Research, however, reveals that strong employee relations can be the competitive advantage that many companies sweat for to distinguish their product or service in an F5 tornado of consumer choices.

In fact, strong employee relations can mean improvement in discretionary effort–that is, employees’ willingness to exceed their formal responsibilities. That greater effort produces, on average, a 20% individual performance improvement, according to the Corporate Leadership Council (CLC), which surveyed more than 50,000 employees in more than 59 organizations worldwide.

The CLC divides engagement into two flavors. Rational commitment results when a job serves employees’ financial, developmental, or professional self-interest. Emotional commitment, which has four times the power to affect performance as its more pragmatic counterpart, arises when workers value, enjoy, and believe in what they do.

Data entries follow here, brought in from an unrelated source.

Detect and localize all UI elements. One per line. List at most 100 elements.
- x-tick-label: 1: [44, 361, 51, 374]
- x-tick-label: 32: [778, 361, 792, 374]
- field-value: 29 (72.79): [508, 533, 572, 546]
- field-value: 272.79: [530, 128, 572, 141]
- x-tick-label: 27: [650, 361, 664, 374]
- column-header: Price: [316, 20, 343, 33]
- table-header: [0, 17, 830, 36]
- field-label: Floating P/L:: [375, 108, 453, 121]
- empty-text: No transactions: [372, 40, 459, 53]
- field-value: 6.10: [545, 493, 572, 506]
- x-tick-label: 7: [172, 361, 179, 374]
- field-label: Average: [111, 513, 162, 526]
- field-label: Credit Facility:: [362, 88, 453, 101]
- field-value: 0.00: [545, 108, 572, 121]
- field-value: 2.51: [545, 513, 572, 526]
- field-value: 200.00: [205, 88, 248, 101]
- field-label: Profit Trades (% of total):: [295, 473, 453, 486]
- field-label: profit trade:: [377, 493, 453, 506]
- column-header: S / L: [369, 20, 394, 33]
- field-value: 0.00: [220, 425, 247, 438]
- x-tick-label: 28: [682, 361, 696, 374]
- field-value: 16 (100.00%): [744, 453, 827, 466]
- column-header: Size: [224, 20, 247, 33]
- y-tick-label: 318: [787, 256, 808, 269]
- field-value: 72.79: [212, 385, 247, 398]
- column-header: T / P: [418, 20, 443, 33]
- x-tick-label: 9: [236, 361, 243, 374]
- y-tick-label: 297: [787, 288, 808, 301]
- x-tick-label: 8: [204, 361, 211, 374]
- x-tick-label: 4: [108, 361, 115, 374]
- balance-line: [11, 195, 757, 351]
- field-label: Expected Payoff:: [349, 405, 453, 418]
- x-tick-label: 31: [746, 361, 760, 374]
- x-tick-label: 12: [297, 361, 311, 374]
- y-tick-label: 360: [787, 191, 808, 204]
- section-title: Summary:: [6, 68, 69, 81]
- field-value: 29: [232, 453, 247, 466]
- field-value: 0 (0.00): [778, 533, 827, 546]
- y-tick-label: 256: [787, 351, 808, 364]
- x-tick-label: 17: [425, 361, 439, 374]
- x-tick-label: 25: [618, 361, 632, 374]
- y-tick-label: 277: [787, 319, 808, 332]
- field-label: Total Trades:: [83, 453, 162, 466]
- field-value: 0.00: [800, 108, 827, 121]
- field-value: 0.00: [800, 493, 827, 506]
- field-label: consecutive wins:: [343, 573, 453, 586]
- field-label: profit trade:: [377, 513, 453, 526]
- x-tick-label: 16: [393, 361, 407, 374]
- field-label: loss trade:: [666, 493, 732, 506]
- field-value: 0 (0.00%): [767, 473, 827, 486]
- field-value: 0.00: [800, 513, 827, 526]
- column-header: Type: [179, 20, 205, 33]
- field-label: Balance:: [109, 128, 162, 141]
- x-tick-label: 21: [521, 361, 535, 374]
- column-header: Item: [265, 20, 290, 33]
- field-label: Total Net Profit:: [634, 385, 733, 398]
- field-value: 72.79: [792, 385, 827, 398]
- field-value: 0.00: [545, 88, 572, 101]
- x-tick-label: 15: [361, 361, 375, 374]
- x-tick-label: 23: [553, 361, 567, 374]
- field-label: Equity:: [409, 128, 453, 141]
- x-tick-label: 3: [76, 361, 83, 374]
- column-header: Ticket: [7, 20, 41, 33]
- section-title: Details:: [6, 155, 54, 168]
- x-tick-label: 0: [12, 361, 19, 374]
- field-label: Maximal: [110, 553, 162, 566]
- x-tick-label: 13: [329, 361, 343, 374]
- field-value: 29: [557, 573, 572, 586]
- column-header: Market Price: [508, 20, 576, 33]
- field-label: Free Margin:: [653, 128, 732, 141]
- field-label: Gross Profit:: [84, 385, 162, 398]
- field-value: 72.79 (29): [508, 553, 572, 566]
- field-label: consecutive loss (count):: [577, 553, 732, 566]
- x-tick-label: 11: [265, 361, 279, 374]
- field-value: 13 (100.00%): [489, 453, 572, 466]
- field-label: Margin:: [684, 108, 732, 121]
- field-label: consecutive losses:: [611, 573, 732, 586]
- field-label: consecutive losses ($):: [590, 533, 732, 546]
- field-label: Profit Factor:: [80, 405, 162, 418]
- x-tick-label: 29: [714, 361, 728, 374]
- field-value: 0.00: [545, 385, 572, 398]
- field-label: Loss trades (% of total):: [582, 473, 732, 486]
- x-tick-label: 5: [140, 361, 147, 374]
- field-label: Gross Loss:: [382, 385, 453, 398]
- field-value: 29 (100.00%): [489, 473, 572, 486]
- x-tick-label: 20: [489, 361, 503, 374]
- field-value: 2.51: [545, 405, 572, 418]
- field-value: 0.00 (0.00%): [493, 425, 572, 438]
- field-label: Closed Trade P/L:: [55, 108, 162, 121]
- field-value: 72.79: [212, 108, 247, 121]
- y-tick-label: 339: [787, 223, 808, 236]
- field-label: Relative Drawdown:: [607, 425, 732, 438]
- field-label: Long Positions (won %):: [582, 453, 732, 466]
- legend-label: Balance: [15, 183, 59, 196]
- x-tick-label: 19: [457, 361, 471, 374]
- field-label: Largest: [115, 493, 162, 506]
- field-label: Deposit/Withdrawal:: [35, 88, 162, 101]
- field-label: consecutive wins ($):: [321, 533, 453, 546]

About 11% of the workforce, called “true believers” by the CLC, demonstrate very high degrees of both commitment types; another 13% demonstrate depressingly little. Workers on the bad end of the bell curve are four times more likely to leave the organization or be discipline problems than average employees, says the report, which dubs this group “the disaffected.” The remaining 76% are moderates, who generally exhibit a strong commitment to one person or element of their jobs but can take or leave the rest. This group neither shirks nor strives; its intent to leave is variable.

Obviously, employers want to shift as many moderates as possible into the true-believer column. But first, companies must identify them, and that’s not easy. Observable performance factors are of little use in predicting an employee’s engagement level, the CLC found. Nor are demographics a good clue: Employees of three years are as likely to be committed as employees often years; salespeople as likely as administrators; entry-level as likely as executives; people in their twenties as likely as people in their fifties.

But if employee types tell you nothing, employers speak volumes. The differences among individual companies is enormous, with the percentage of committed, all-out-effort employees at the highest-scoring organizations nine times that of the lowest. And what distinguishes these high-engagement companies may not be what you think.

According to Deanna Riley Cain, who has worked as an Employee Relations Manager in the corporate world for more than 20 years, “Some organizations are enjoying up to 20% higher levels of employee performance, not because they pay more or provide better benefits, but because they let each employee know how important they are to the success of the business, give them lots of opportunities to contribute, and help them believe in the worth and credibility of the organization. “

“Employee relations,” says Riley Cain,” is not only crucial to building a high-performing workforce, it is also an essential defense against turnover, morale problems and discipline issues.”